На дворе был октябрь. Долго стояли дожди. Небо хмурилось и заволакивалось тучами, и Иона, лежа на своей постели, не раз говорил Кириллу, что в такую непогодь худо торчать под открытым небом. Но в середине месяца выпал снежок, и никто не думал, что сразу установится санный путь. Природа принарядилась и прикрасилась. Стало светло и на небе, и на земле, повеяло приятным, бодрящим холодком надвигающейся зимы. Кирилл не отходил от окна, смотрел как в свежем воздухе кружились и сталкивались снежные пушинки, как деревья, сараи и монастырский забор покрывались все больше и больше снежною пеленою, — и в уме его одна за другой пробегали грустно-спокойные мысли, какие могут приходить только в очень юную голову.

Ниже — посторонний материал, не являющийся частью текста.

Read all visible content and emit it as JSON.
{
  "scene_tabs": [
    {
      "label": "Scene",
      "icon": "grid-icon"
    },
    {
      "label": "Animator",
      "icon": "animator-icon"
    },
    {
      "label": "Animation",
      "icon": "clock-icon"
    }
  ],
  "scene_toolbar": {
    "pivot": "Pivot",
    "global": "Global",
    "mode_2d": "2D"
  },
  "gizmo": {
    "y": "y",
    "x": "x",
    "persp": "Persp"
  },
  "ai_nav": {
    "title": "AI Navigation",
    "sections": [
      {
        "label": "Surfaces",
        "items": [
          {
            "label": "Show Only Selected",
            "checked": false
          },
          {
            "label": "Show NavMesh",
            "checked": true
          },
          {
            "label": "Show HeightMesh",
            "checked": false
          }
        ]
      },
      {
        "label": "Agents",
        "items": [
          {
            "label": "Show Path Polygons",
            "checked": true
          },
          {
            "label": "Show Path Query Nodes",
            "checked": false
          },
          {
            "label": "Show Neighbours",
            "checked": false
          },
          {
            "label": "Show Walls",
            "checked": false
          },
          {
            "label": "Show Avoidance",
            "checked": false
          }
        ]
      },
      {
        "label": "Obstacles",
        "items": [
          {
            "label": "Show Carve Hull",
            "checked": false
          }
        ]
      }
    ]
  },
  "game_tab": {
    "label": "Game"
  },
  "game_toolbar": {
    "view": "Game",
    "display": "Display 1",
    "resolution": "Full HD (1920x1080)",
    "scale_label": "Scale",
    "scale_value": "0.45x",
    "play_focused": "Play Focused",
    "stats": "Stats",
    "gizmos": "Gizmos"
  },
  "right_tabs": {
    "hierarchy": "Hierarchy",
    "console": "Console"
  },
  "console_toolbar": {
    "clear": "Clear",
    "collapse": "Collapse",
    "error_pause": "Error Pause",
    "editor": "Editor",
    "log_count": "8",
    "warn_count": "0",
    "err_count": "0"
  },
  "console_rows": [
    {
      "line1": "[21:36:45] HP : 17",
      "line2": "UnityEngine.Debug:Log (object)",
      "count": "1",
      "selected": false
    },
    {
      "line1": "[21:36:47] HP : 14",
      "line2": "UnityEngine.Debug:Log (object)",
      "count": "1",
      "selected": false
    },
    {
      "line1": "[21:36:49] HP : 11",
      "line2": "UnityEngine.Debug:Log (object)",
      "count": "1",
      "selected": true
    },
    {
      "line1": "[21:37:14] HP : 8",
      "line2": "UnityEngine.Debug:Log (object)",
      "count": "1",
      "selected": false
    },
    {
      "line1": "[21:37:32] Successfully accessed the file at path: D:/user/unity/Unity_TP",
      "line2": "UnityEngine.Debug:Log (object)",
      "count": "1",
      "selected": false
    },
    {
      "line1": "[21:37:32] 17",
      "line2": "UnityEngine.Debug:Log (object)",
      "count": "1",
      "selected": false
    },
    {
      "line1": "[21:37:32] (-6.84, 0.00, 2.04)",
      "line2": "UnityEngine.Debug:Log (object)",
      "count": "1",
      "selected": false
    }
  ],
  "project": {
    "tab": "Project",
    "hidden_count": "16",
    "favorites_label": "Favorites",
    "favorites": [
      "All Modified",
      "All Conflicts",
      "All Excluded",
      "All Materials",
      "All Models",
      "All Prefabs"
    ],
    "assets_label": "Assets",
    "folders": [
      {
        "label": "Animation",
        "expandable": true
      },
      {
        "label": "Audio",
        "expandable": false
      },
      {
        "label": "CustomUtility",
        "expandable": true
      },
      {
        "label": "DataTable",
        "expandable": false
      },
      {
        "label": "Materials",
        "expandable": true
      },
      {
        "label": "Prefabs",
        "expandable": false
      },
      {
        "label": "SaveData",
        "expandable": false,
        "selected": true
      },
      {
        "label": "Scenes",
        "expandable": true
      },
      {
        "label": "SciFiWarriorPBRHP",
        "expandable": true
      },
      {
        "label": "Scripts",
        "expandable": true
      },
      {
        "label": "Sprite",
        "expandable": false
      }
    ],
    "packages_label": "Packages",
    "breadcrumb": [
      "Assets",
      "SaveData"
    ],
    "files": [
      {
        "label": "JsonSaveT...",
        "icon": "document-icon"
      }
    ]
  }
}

Иона также смотрел на падающий снег, но в его уме это зрелище вызывало только воспоминание о холодных перелесках, мерзлых канавах и нетопленных сараях, и он самодовольно потирал руки, чувствуя себя в тепле.
Заинтересованный переменой погоды, Копчик убежал через монастырский забор и пропадал целый день. Наутро он явился домой с необыкновенной ношей. Видимо, он уродился в хозяина и в душе был таким же страстным охотником. В его зубах был мертвый, но почти еще теплый заяц. Добыча была гораздо крупнее ловца, хотя, очевидно, не отличалась пропорциональною храбростью. Кот перекусил зайцу горло и опасаясь, как бы и после такой предосторожности он не убежал, для большего спокойствия, перегрыз ему кругом всю шею.

IV.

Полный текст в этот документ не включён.